Croyde and Georgeham in North Devon is home to one of the country’s most magnificent beaches and anything up to 10,000 holidaymakers in peak season – but a mere 700 or so hardy souls out of it.

“It’s probably busier now than in previous years, but that’s because people are staying in the UK rather than going abroad,” says parish council chairman John Symonds, who has counted himself among those 700 his whole life.

“Holidaymakers aren’t adhering to social distancing, it’s carnage down there. One campsite has a rule of 10 metres between each tent, but another site has got 1,200 people packed into a small field. What can you do?

“People and businesses have had it hard out there and now they are trying to catch up. You cannot blame them for taking the money now it’s on offer. I don’t think it will cause a second spike, but it’s obvious something will happen here.”

Sam Scott, a resident of neighbouring Ilfracombe for 15 years, agrees.

“At the start of lockdown I would have been outraged at holidaymakers coming down here, but now I’m more accepting of it,” he says.

“Yes, I am concerned about holidaymakers spreading the virus, but I would be more concerned about holiday businesses around North Devon going under. It’s a really fine line between protecting vulnerable people in the community and in Devon hospitals, and looking after local businesses.

“If people weren’t on holiday I like to think they would be a bit more sensible when it comes to social distancing, but I can understand them not doing it – they are on holiday and want to relax.”

Sunseekers have certainly seen the recent heatwave as an opportunity to make the most of the southwest.

From Lulworth Cove to Bubleigh Salterton, from St Ives to Bude, Woolacombe to Minehead and every beach in between, accents from all over the country can be heard – as commonplace as the pasty shops.

The corner of the UK thronging with people is nothing new in summer, but when you add in the need for social distancing the narrow lanes and 50cm wide cobbled pavements only heighten the sense of claustrophobia.

In Totnes cars have been banned completely from the narrow main road through the town on Saturday mornings in order to allow pedestrian shoppers to socially distance – it’s simply impossible to do so otherwise.
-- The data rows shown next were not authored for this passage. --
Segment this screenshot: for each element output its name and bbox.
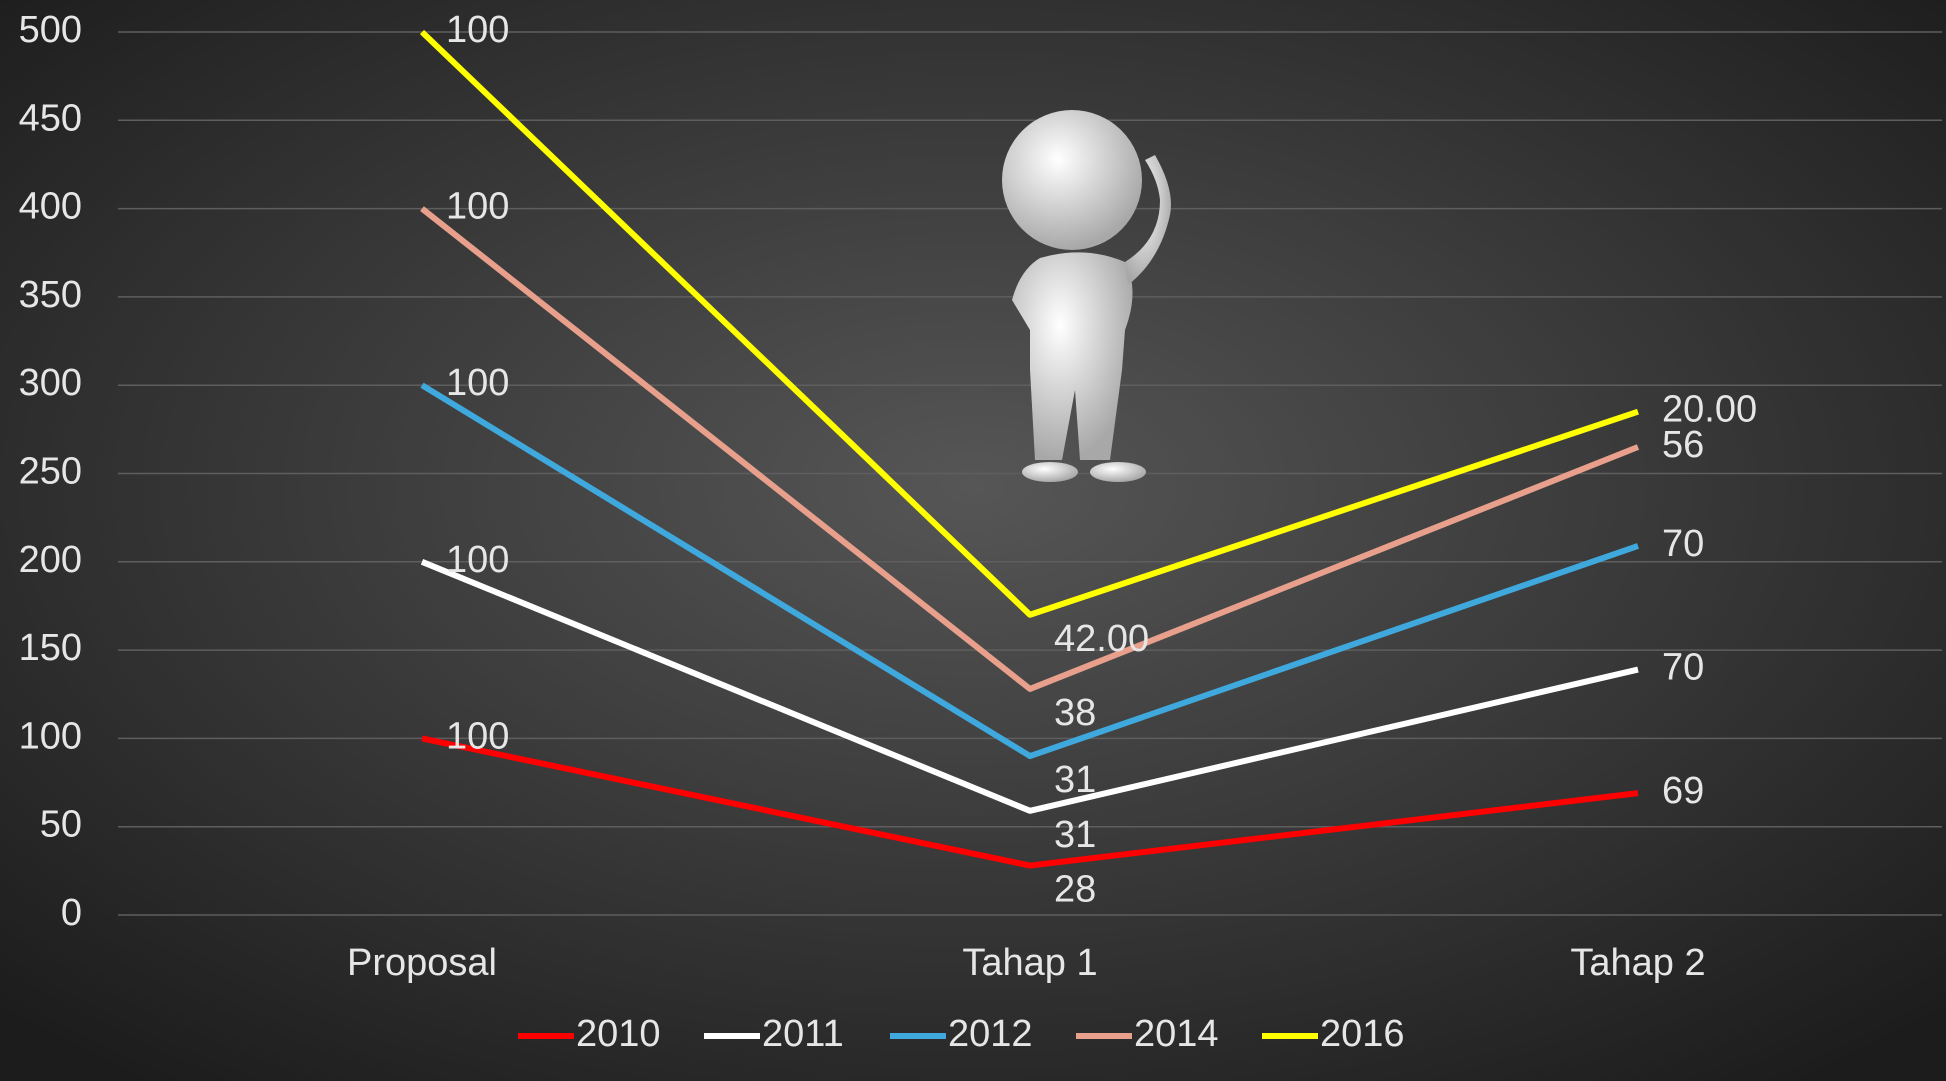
y-tick-label: 500 (19, 9, 82, 51)
series-line (420, 559, 1639, 814)
x-tick-label: Proposal (347, 942, 497, 984)
data-label: 31 (1054, 759, 1096, 801)
legend-label: 2011 (762, 1013, 844, 1055)
data-label: 100 (446, 186, 509, 228)
data-label: 100 (446, 362, 509, 404)
data-label: 20.00 (1662, 389, 1757, 431)
series-line (421, 735, 1639, 869)
series-line (420, 206, 1640, 692)
y-tick-label: 0 (61, 892, 82, 934)
data-label: 100 (446, 715, 509, 757)
y-tick-label: 350 (19, 274, 82, 316)
x-tick-label: Tahap 2 (1570, 942, 1705, 984)
series-line (420, 382, 1639, 760)
y-tick-label: 200 (19, 539, 82, 581)
data-label: 38 (1054, 692, 1096, 734)
y-tick-label: 450 (19, 97, 82, 139)
data-label: 70 (1662, 523, 1704, 565)
y-tick-label: 250 (19, 451, 82, 493)
data-label: 69 (1662, 770, 1704, 812)
thinking-figure (1002, 110, 1171, 482)
legend-label: 2012 (948, 1013, 1033, 1055)
series-line (419, 29, 1639, 618)
y-tick-label: 100 (19, 715, 82, 757)
x-tick-label: Tahap 1 (962, 942, 1097, 984)
data-label: 100 (446, 539, 509, 581)
data-label: 31 (1054, 814, 1096, 856)
data-label: 100 (446, 9, 509, 51)
y-tick-label: 150 (19, 627, 82, 669)
data-label: 28 (1054, 869, 1096, 911)
data-label: 70 (1662, 647, 1704, 689)
data-label: 42.00 (1054, 618, 1149, 660)
legend-label: 2014 (1134, 1013, 1219, 1055)
y-tick-label: 400 (19, 186, 82, 228)
legend-label: 2016 (1320, 1013, 1405, 1055)
y-tick-label: 50 (40, 804, 82, 846)
y-tick-label: 300 (19, 362, 82, 404)
data-label: 56 (1662, 424, 1704, 466)
legend-label: 2010 (576, 1013, 661, 1055)
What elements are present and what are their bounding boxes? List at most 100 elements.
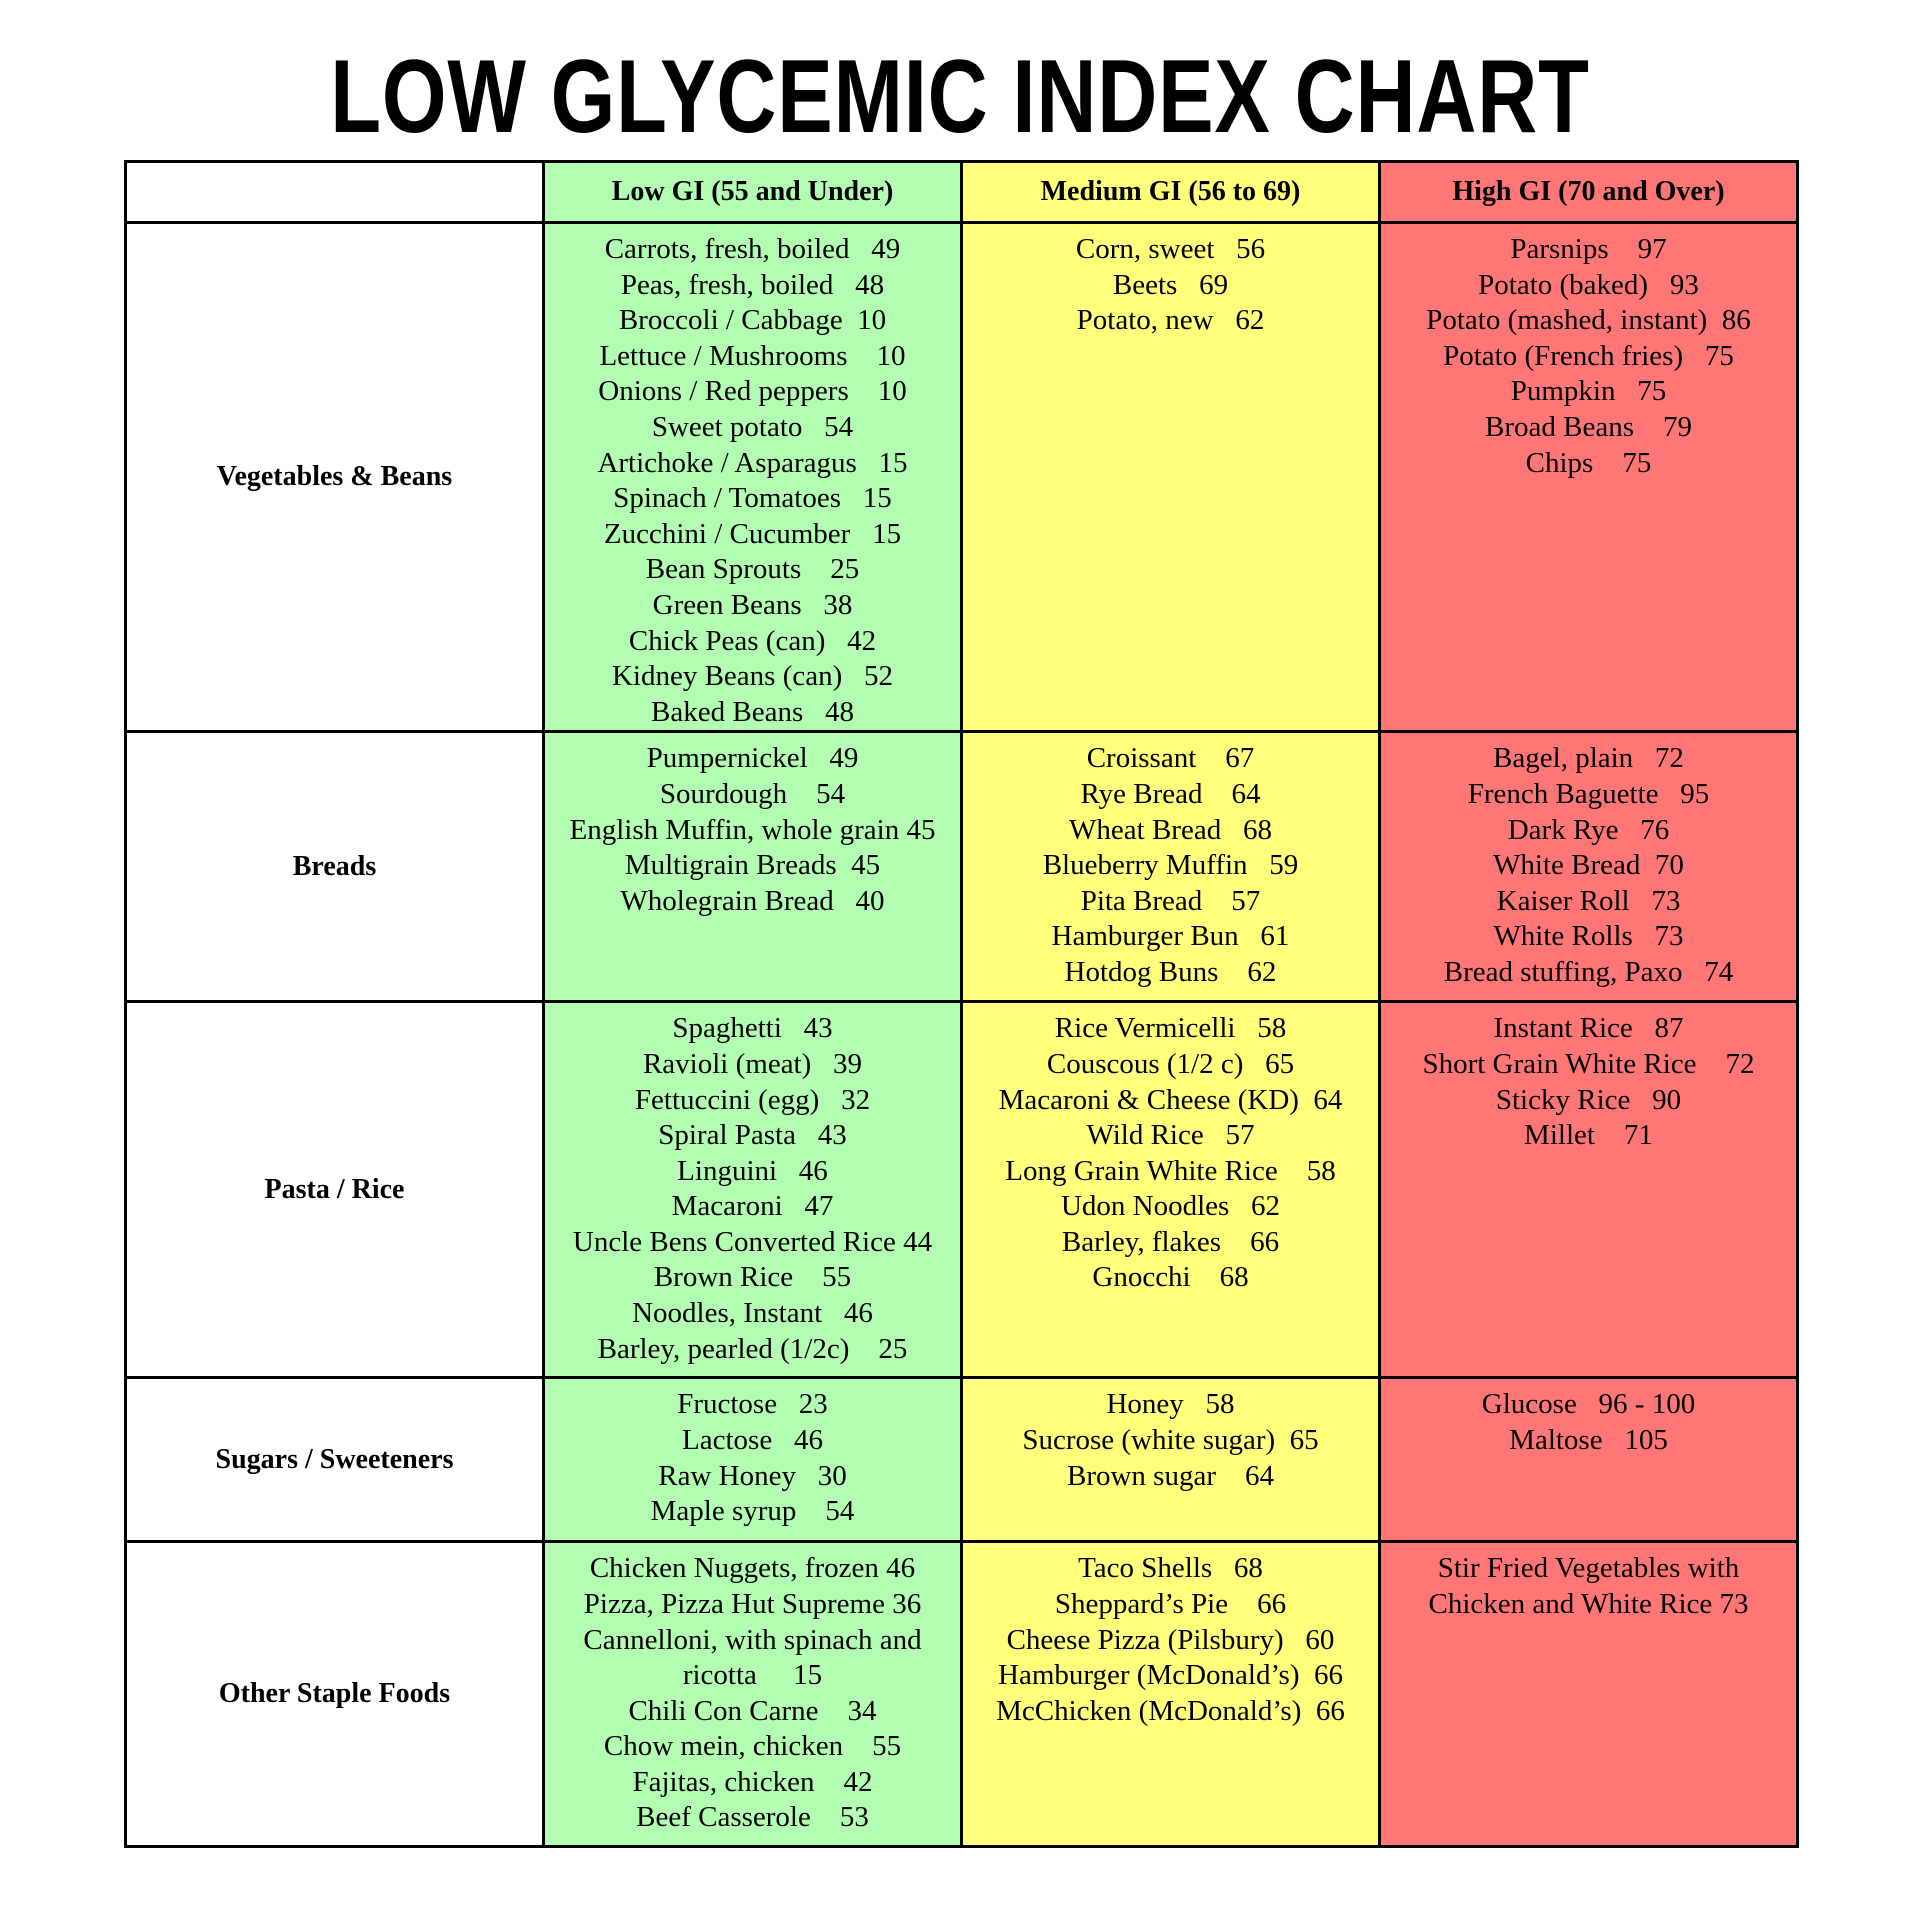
food-item: Pizza, Pizza Hut Supreme 36	[583, 1587, 922, 1620]
medium-cell: Taco Shells 68 Sheppard’s Pie 66 Cheese Pi…	[960, 1540, 1381, 1849]
food-item: Wheat Bread 68	[1069, 813, 1272, 846]
food-item: English Muffin, whole grain 45	[569, 813, 936, 846]
food-item: Millet 71	[1524, 1119, 1653, 1152]
column-header: High GI (70 and Over)	[1378, 160, 1799, 224]
food-item: Short Grain White Rice 72	[1422, 1047, 1755, 1080]
food-item: Broccoli / Cabbage 10	[618, 304, 887, 337]
food-item: Chick Peas (can) 42	[628, 624, 877, 657]
food-item: Potato (mashed, instant) 86	[1426, 304, 1751, 337]
category-row: Vegetables & Beans Carrots, fresh, boiled…	[124, 220, 1799, 734]
food-item: Barley, pearled (1/2c) 25	[597, 1332, 908, 1365]
food-item: Rice Vermicelli 58	[1054, 1012, 1287, 1045]
food-item: Pumpernickel 49	[646, 742, 859, 775]
food-item: Wild Rice 57	[1086, 1119, 1255, 1152]
low-cell: Carrots, fresh, boiled 49 Peas, fresh, bo…	[542, 220, 963, 734]
food-item: Fajitas, chicken 42	[632, 1765, 873, 1798]
food-item: Bread stuffing, Paxo 74	[1443, 955, 1734, 988]
item-list: Pumpernickel 49 Sourdough 54 English Muffi…	[545, 733, 960, 919]
food-item: Hamburger Bun 61	[1051, 920, 1290, 953]
food-item: Chicken and White Rice 73	[1428, 1587, 1749, 1620]
item-list: Honey 58 Sucrose (white sugar) 65 Brown su…	[963, 1379, 1378, 1494]
food-item: Raw Honey 30	[658, 1459, 847, 1492]
food-item: Couscous (1/2 c) 65	[1046, 1047, 1295, 1080]
medium-cell: Honey 58 Sucrose (white sugar) 65 Brown su…	[960, 1376, 1381, 1544]
item-list: Croissant 67 Rye Bread 64 Wheat Bread 68 Bl…	[963, 733, 1378, 990]
item-list: Taco Shells 68 Sheppard’s Pie 66 Cheese Pi…	[963, 1543, 1378, 1729]
food-item: Zucchini / Cucumber 15	[603, 517, 902, 550]
food-item: Beets 69	[1112, 268, 1229, 301]
food-item: Lactose 46	[682, 1423, 823, 1456]
food-item: Corn, sweet 56	[1075, 233, 1266, 265]
category-row: Pasta / Rice Spaghetti 43 Ravioli (meat) 3…	[124, 1000, 1799, 1380]
food-item: Cheese Pizza (Pilsbury) 60	[1006, 1623, 1335, 1656]
food-item: Pumpkin 75	[1510, 375, 1667, 408]
food-item: Carrots, fresh, boiled 49	[604, 233, 901, 265]
item-list: Bagel, plain 72 French Baguette 95 Dark Ry…	[1381, 733, 1796, 990]
food-item: Sourdough 54	[659, 777, 846, 810]
item-list: Glucose 96 - 100 Maltose 105	[1381, 1379, 1796, 1458]
food-item: Dark Rye 76	[1507, 813, 1670, 846]
food-item: Taco Shells 68	[1078, 1552, 1263, 1585]
food-item: Spiral Pasta 43	[658, 1119, 847, 1152]
medium-cell: Rice Vermicelli 58 Couscous (1/2 c) 65 Mac…	[960, 1000, 1381, 1380]
food-item: White Bread 70	[1493, 849, 1684, 882]
food-item: Spinach / Tomatoes 15	[613, 482, 892, 515]
food-item: Gnocchi 68	[1092, 1261, 1249, 1294]
food-item: Stir Fried Vegetables with	[1437, 1552, 1740, 1585]
low-cell: Fructose 23 Lactose 46 Raw Honey 30 Maple s…	[542, 1376, 963, 1544]
food-item: Barley, flakes 66	[1061, 1225, 1280, 1258]
food-item: Potato (baked) 93	[1478, 268, 1699, 301]
high-cell: Parsnips 97 Potato (baked) 93 Potato (mash…	[1378, 220, 1799, 734]
medium-cell: Croissant 67 Rye Bread 64 Wheat Bread 68 Bl…	[960, 730, 1381, 1004]
food-item: McChicken (McDonald’s) 66	[996, 1694, 1345, 1727]
food-item: Noodles, Instant 46	[632, 1297, 873, 1330]
item-list: Stir Fried Vegetables with Chicken and Wh…	[1381, 1543, 1796, 1622]
food-item: Maltose 105	[1509, 1423, 1668, 1456]
food-item: Macaroni & Cheese (KD) 64	[998, 1083, 1343, 1116]
food-item: Hotdog Buns 62	[1064, 955, 1277, 988]
food-item: Glucose 96 - 100	[1481, 1388, 1696, 1421]
food-item: Brown sugar 64	[1066, 1459, 1274, 1492]
item-list: Rice Vermicelli 58 Couscous (1/2 c) 65 Mac…	[963, 1003, 1378, 1296]
category-label: Vegetables & Beans	[124, 220, 545, 734]
food-item: ricotta 15	[682, 1659, 823, 1692]
high-cell: Bagel, plain 72 French Baguette 95 Dark Ry…	[1378, 730, 1799, 1004]
food-item: White Rolls 73	[1493, 920, 1684, 953]
header-row: Low GI (55 and Under) Medium GI (56 to 69…	[124, 160, 1799, 224]
food-item: Bagel, plain 72	[1493, 742, 1684, 775]
food-item: Fettuccini (egg) 32	[634, 1083, 871, 1116]
high-cell: Stir Fried Vegetables with Chicken and Wh…	[1378, 1540, 1799, 1849]
category-label: Pasta / Rice	[124, 1000, 545, 1380]
food-item: Potato, new 62	[1076, 304, 1265, 337]
food-item: Maple syrup 54	[650, 1495, 855, 1528]
food-item: Chow mein, chicken 55	[603, 1730, 902, 1763]
food-item: Sheppard’s Pie 66	[1054, 1587, 1287, 1620]
food-item: Lettuce / Mushrooms 10	[599, 339, 906, 372]
item-list: Instant Rice 87 Short Grain White Rice 72…	[1381, 1003, 1796, 1153]
item-list: Parsnips 97 Potato (baked) 93 Potato (mash…	[1381, 224, 1796, 481]
food-item: Udon Noodles 62	[1060, 1190, 1281, 1223]
food-item: Broad Beans 79	[1485, 410, 1692, 443]
food-item: Macaroni 47	[671, 1190, 834, 1223]
food-item: Peas, fresh, boiled 48	[620, 268, 885, 301]
low-cell: Pumpernickel 49 Sourdough 54 English Muffi…	[542, 730, 963, 1004]
item-list: Corn, sweet 56 Beets 69 Potato, new 62	[963, 224, 1378, 339]
medium-cell: Corn, sweet 56 Beets 69 Potato, new 62	[960, 220, 1381, 734]
category-label: Sugars / Sweeteners	[124, 1376, 545, 1544]
item-list: Chicken Nuggets, frozen 46 Pizza, Pizza H…	[545, 1543, 960, 1836]
category-row: Sugars / Sweeteners Fructose 23 Lactose 46…	[124, 1376, 1799, 1544]
item-list: Carrots, fresh, boiled 49 Peas, fresh, bo…	[545, 224, 960, 730]
food-item: Pita Bread 57	[1080, 884, 1261, 917]
food-item: Chips 75	[1525, 446, 1652, 479]
food-item: Ravioli (meat) 39	[642, 1047, 863, 1080]
food-item: Long Grain White Rice 58	[1005, 1154, 1336, 1187]
food-item: Rye Bread 64	[1080, 777, 1261, 810]
food-item: Kidney Beans (can) 52	[611, 660, 894, 693]
food-item: Croissant 67	[1086, 742, 1255, 775]
food-item: Multigrain Breads 45	[624, 849, 881, 882]
low-cell: Spaghetti 43 Ravioli (meat) 39 Fettuccini …	[542, 1000, 963, 1380]
item-list: Spaghetti 43 Ravioli (meat) 39 Fettuccini …	[545, 1003, 960, 1367]
title: LOW GLYCEMIC INDEX CHART	[330, 39, 1590, 155]
column-header: Low GI (55 and Under)	[542, 160, 963, 224]
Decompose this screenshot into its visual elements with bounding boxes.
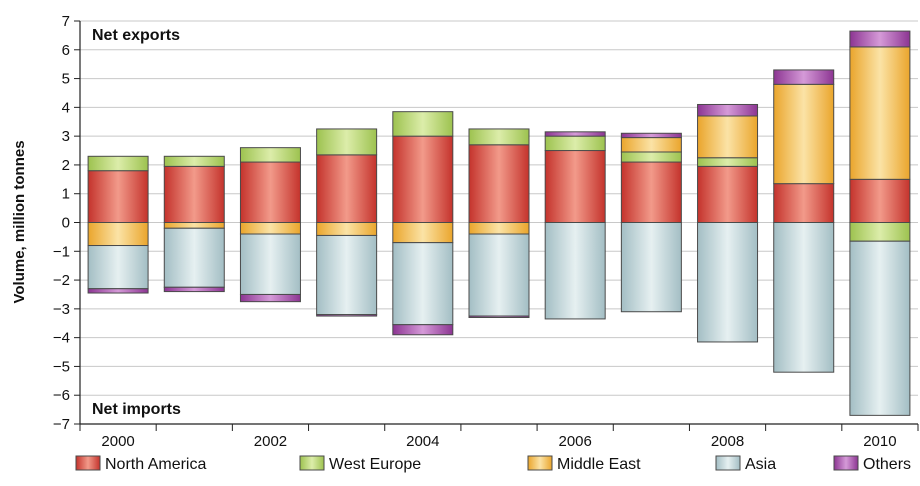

Other resorts such as Perranporth in North Cornwall have put cones down in the roads of the busiest streets and employed marshalls in an attempt to widen the pavements.

“It’s better than nothing,” said one local resident. “You speak to tourists who say they have come down here to get away from the virus… but I’m thinking ‘you could be bringing it down to us’.

“At this time of year it’s usually busy, but this year it’s just gone completely mental. We will be lucky to not get a second spike.”